With competition heating up in the cloud computing arena, Amazon.com Inc. (AMZN) is removing a clause from its Amazon Web Services contracts that irked customers worried about their intellectual property (IP).

Based on an updated version of the AWS customer agreement, the ecommerce giant has remove the non-asset clause from the contract that prevented customers from suing the company over patent infringement. With a tons of companies using AWS for computing and data storage, many were concerned that IP could end up in the hands of Amazon.

The company has a reputation for entering new markets and completely disrupting them, so it's not surprising that companies would have a problem with that part of the contract. With AWS' leading market position, Amazon had little reason to remove the clause. Now with Microsoft Corp. (MSFT) and its Azure cloud service closing in on AWS, Amazon is trying to make itself friendlier to its corporate clients. (See also: AWS and VMware Expand Cloud Deal to Disrupt Entire Software Space.)

Patent Troll Protection

The removal of the clause makes Amazon “appear more user friendly, and it smoothes over a major objection point corporate counsel have been raising,” said Phil Davis, CEO of PhilStockWorld.com, an investment advisory service, in an interview with Reuters. In replacing the so-called non-asset clause, the company added new language that protects AWS and its customers if either are sued by a third party for patent infringement. “AWS will defend you and your employees, officers, and directors against any third-party claim alleging that the Services infringe or misappropriate that third party’s intellectual property rights, and will pay the amount of any adverse final judgment or settlement,” the clause reads.
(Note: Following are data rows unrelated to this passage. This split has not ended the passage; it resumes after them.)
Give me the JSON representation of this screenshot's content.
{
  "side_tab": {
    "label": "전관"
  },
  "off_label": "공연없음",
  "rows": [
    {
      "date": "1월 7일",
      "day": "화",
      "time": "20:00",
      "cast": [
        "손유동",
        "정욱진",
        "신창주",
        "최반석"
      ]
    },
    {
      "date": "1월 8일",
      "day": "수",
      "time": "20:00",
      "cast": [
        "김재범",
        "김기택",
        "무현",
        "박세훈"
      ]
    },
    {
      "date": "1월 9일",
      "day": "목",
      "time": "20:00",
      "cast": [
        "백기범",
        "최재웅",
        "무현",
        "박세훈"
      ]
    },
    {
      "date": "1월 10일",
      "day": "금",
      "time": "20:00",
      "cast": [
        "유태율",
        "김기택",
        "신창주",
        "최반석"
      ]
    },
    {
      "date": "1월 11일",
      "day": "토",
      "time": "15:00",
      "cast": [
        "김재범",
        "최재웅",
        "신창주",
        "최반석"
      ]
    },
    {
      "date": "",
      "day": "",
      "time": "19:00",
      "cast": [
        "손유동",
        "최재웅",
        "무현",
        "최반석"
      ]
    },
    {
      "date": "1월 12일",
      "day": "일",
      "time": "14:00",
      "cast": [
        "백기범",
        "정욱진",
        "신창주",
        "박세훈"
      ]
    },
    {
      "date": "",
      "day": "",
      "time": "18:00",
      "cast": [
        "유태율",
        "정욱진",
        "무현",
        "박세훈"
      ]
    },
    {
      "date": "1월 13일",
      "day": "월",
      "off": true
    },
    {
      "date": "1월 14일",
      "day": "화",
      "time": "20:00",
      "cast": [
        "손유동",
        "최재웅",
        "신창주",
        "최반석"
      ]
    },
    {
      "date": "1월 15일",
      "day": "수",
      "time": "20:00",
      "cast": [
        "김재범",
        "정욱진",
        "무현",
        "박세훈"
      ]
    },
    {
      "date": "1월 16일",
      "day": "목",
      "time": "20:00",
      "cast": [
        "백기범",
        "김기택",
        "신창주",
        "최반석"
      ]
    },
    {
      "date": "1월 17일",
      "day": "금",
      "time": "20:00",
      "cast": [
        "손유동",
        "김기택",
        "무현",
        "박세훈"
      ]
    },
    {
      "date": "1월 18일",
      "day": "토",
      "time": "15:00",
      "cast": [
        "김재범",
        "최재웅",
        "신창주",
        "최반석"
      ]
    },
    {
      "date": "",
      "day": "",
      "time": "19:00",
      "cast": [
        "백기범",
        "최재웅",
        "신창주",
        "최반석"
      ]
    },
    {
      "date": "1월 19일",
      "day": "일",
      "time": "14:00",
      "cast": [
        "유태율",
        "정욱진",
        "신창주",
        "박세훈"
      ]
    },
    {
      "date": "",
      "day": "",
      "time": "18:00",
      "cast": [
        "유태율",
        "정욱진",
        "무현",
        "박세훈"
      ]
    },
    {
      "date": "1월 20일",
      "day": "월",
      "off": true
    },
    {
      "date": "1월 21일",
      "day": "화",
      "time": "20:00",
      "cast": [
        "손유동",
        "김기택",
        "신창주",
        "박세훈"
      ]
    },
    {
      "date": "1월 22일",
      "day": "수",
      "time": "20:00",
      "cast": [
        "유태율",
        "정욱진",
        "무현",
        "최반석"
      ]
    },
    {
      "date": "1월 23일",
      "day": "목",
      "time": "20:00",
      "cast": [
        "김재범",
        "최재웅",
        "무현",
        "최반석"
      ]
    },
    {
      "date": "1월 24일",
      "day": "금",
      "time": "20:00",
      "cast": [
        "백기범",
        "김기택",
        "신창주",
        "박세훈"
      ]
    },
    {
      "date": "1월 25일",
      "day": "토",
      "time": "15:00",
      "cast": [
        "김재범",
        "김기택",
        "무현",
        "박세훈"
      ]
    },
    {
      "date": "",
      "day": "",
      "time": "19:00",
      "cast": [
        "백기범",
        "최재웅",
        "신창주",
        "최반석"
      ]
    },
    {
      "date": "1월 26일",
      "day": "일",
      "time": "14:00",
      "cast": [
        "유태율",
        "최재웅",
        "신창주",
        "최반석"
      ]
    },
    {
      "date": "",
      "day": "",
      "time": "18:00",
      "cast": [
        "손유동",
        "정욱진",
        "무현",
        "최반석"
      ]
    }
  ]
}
Microsoft included a similar IP defense for Azure customers in February, enabling customers to choose from 10,000 patents if they are in need of help defending against a suit, and Google Cloud Platform provides similar defenses to its customers, reported GeekWire. While the cloud companies haven't had to deal with a lot of patent lawsuits, the mobile industry is no stranger to patent enforcement companies who targeted mobile app developers for running their apps on Apple and Google developed technology. Experts think cloud computing will be the next area these patent trolls go after, reported GeekWire. (See also: Wal-Mart Orders Tech Partners to Get Off Amazon Cloud.)

For Amazon, the move to make its cloud service friendlier comes at a time when competition is heating up from Microsoft, Google and Alibaba Group's (BABA) Alicloud service. Last month, Pacific Crest Securities analyst Brent Bracelin predicted Azure would have more revenue than AWS for the first time this year. The analyst is predicting spending on cloud initiatives could explode to $239 billion in the span of five years, with Microsoft benefiting the most. Bracelin pointed to what he called “unmatched product depth and breadth" in software as a service, platform as a service and infrastructure as a service as the main reasons.